Namun, karena janji Perjanjian Paris ditentukan oleh negara-negara, itu juga berarti bahwa negara-negara tidak diwajibkan untuk menyerahkan yang sama sekali baru.
Mereka bisa, misalnya, hanya mengirimkan kembali apa yang telah mereka janjikan untuk dilakukan di yang pertama.
World Resources Institute (WRI), sebuah think-tank yang berbasis di Washington DC, mengatakan kontribusi yang ditentukan secara nasional dapat diperbarui atau ditingkatkan.

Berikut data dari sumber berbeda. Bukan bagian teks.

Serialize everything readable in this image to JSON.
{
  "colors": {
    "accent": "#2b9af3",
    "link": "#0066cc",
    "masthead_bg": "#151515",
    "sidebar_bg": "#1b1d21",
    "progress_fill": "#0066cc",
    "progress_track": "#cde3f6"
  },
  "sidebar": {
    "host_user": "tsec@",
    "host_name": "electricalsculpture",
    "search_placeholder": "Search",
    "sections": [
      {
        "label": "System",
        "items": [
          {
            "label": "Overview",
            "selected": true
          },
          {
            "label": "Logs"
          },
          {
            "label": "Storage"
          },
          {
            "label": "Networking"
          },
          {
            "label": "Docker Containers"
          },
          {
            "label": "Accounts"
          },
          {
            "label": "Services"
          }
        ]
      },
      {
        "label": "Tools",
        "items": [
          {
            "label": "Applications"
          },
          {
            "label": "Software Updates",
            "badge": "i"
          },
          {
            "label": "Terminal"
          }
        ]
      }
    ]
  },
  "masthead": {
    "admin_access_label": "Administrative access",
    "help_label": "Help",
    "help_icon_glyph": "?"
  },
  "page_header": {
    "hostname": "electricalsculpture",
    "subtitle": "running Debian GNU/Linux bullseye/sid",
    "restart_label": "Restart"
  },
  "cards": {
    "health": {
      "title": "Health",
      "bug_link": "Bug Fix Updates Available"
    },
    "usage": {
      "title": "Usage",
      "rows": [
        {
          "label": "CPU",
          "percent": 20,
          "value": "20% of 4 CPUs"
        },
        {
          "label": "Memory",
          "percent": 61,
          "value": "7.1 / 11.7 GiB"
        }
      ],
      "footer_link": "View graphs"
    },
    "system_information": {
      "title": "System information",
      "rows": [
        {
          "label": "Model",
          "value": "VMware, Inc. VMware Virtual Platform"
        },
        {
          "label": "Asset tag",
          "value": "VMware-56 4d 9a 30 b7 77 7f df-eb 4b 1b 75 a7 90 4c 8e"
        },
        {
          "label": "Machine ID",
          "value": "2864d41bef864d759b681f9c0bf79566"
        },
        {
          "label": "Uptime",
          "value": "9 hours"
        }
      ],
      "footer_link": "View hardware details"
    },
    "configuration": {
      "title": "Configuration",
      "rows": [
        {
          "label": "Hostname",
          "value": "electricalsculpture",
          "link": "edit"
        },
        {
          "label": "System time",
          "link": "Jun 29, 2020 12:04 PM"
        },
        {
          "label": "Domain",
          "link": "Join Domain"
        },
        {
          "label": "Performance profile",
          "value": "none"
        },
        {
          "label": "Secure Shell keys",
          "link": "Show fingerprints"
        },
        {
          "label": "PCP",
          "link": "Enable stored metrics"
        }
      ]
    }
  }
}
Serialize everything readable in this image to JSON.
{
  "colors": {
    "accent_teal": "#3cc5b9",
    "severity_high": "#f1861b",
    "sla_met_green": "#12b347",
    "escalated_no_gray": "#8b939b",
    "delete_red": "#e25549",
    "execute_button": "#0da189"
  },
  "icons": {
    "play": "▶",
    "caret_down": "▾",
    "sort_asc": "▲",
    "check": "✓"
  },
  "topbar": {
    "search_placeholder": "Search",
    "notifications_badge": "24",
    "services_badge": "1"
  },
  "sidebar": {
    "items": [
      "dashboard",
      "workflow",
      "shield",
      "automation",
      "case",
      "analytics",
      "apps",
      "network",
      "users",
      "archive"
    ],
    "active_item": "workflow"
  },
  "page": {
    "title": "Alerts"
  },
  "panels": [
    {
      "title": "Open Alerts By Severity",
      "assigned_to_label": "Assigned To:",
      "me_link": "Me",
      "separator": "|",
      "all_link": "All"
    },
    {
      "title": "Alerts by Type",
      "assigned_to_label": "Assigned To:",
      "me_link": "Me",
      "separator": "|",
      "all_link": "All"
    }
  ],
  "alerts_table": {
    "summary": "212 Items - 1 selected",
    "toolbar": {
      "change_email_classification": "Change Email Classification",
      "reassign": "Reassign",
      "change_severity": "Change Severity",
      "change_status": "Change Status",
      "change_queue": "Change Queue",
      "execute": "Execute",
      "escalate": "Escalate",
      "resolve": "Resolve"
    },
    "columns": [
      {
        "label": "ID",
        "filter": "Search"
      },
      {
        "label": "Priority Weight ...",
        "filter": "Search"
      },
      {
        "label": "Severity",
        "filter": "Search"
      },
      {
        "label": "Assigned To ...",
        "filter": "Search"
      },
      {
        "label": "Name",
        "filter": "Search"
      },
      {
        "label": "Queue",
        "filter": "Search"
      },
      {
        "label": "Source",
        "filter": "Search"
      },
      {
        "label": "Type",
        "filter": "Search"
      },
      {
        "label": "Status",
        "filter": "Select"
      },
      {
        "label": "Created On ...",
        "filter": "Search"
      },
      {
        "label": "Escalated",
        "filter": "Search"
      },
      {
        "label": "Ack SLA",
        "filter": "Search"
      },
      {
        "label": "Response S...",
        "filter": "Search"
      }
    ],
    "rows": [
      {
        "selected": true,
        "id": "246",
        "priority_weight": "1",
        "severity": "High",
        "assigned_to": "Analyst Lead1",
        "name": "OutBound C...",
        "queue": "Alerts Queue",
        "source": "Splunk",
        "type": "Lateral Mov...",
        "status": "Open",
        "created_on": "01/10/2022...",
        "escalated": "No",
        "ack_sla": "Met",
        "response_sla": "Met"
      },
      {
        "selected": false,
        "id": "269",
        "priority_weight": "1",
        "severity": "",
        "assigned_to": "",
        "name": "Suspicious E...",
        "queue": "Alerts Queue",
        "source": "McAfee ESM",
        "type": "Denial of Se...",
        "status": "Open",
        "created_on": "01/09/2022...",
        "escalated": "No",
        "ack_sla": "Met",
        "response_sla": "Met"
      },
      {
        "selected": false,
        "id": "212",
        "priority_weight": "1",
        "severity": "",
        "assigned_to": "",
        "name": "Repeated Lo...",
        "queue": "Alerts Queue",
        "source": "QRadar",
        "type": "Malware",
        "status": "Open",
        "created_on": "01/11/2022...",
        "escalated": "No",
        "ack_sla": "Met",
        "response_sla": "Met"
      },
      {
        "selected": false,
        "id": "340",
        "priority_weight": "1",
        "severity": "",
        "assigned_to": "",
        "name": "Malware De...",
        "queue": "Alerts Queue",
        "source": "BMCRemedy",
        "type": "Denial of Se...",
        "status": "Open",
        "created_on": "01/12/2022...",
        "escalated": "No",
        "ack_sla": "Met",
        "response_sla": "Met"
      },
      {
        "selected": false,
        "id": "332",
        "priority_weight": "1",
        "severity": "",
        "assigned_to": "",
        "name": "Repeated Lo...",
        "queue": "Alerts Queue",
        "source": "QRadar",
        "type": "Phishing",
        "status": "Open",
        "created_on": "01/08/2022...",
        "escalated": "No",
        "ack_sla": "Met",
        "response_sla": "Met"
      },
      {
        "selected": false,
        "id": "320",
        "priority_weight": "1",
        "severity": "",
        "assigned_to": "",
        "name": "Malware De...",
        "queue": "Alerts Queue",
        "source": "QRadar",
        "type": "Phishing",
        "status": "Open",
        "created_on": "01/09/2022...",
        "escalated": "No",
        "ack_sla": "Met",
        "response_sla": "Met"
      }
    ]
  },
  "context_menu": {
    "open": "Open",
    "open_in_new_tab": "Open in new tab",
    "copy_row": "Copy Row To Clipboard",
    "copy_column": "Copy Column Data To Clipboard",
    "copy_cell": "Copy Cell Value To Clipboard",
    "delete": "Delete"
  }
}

Lembaga itu mengatakan dalam sebuah posting blog: “‘Pembaruan’ dapat mencakup penyediaan data dan informasi yang lebih transparan, sementara ‘meningkatkan’ dapat berarti berjanji untuk mengurangi lebih banyak emisi atau mengambil langkah-langkah tambahan untuk meningkatkan ketahanan terhadap dampak iklim.”
Menurut WRI, yang melacak komitmen negara-negara untuk memperbarui atau meningkatkan janji mereka pada microsite pelacak NDC 2020, 41 negara – termasuk Singapura – telah menyatakan niat mereka untuk memperbarui janji mereka pada tahun depan.
Enam puluh delapan lainnya, termasuk Norwegia dan Maladewa, telah mengindikasikan bahwa mereka akan meningkatkan ambisi atau tindakan.
Hanya satu negara – Kepulauan Marshall – yang telah mengajukan janji keduanya.
Tujuan dari janji iklim yang dibuat berdasarkan Perjanjian Paris adalah untuk membatasi pemanasan global hingga jauh di bawah 2 derajat C di atas tingkat pra-industri, dengan tujuan membatasi pemanasan hanya 1,5 derajat C – target yang menurut para ilmuwan diperlukan untuk mencegah dampak iklim terburuk.
Namun, putaran pertama janji tidak mengatur dunia di jalan ini.
Para ilmuwan mengatakan bahwa bahkan jika semua janji iklim saat ini dipatuhi, dunia masih akan menghangat sekitar 3 derajat C.
Inilah sebabnya mengapa Perjanjian Paris memiliki ketentuan bagi negara-negara untuk meningkatkan janji mereka setiap lima tahun, berdasarkan teknologi dan sains terbaru.
Pada hari Selasa, Masagos mengatakan kepada delegasi yang berkumpul di COP25 bahwa Singapura akan bekerja dengan negara lain untuk mendukung upaya negara-negara berkembang.
Ini termasuk bersama-sama menyelenggarakan lokakarya tentang memperbarui janji iklim untuk negara-negara ASEAN bulan depan.
“Ini juga akan mencakup berbagi praktik terbaik dan dukungan yang tersedia,” tambahnya.
Upaya nasional
Pada hari Selasa, Masagos menyoroti pentingnya memiliki janji iklim yang dapat diterjemahkan ke dalam tindakan kebijakan.
Dia mengatakan: “Janji utama negara-negara harus didukung oleh kebijakan dan rencana domestik yang jelas dan efektif. Fokusnya harus pada bagaimana kita dapat menghasilkan dan menggunakan energi secara berkelanjutan.”
Penggunaan bahan bakar fosil, seperti gas alam dan batubara, merupakan penyumbang utama pemanasan global.